Stochastic Forcing of Perturbation Variance in Unbounded Shear and Deformation Flows

Abstract

The problem of growth of small perturbations in fluid flow and the related problem of maintenance of perturbation variance has traditionally been studied by appeal to exponential modal instability of the flow. In the event that a flow supports an exponentially growing modal solution, the initially unbounded growth of the mode is taken as more or less compelling evidence for eventual flow breakdown. However, atmospheric flows are characterized by large thermally forced background rates of strain and are subject to perturbations that are not infinitesimal in amplitude.

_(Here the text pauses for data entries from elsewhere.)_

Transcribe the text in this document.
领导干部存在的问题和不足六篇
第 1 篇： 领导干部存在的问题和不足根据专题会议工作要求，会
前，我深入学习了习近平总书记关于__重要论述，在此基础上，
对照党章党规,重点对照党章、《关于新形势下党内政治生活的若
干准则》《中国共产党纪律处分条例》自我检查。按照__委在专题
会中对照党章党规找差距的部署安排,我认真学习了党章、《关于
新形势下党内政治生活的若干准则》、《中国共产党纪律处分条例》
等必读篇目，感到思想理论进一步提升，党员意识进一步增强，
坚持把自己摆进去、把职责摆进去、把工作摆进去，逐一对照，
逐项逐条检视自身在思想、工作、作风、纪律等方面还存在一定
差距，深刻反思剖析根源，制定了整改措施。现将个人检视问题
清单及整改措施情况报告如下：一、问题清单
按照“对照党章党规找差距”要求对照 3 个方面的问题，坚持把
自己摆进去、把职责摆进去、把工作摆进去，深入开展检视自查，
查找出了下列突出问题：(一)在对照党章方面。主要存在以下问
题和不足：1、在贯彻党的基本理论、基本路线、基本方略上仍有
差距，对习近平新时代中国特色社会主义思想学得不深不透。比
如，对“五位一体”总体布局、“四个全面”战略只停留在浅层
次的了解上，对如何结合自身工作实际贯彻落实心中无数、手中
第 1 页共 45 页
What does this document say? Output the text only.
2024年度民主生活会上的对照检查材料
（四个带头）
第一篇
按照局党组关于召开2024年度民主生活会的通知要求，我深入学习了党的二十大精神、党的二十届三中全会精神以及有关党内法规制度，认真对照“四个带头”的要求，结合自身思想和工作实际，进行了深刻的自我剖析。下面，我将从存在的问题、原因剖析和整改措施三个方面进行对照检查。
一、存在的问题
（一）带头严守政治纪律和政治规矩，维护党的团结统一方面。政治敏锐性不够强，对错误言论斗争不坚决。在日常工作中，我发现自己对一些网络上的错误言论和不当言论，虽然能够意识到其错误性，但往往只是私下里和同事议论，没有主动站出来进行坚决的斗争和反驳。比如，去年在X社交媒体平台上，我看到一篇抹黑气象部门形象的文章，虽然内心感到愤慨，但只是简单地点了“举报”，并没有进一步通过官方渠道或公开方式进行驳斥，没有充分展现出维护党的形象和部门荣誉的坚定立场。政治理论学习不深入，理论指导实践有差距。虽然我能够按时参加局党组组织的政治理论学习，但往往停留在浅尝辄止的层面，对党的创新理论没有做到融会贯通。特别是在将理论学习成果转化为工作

Under these circumstances there is an alternative mechanism for growth and maintenance of perturbation variance: amplification in a straining flow of stochastically forced perturbations in the absence of exponential instabilities. From this viewpoint the flow is regarded as a driven amplifier rather than as an unstable oscillator. We explore this mechanism using as examples unbounded constant shear and pure deformation flow for which closed-form solutions are available and neither of which supports a nonsingular mode. With diffusive dissipation we find that amplification of isotropic band-limited stochastic driving is unbounded for the case of pure deformation and bounded by a threefold increase at large shear for the case of a linear velocity profile. A phenomenological model of the contribution of linear and nonlinear damped modes to the maintenance of variance results in variance levels increasing linearly with shear. We conclude that amplification of stochastic forcing in a straining field can maintain a variance field substantially more energetic than that resulting from the same forcing in the absence of a background straining flow. Our results further indicate that existence of linear and nonlinear damped modes is important in maintaining high levels of variance by the mechanism of stochastic excitation.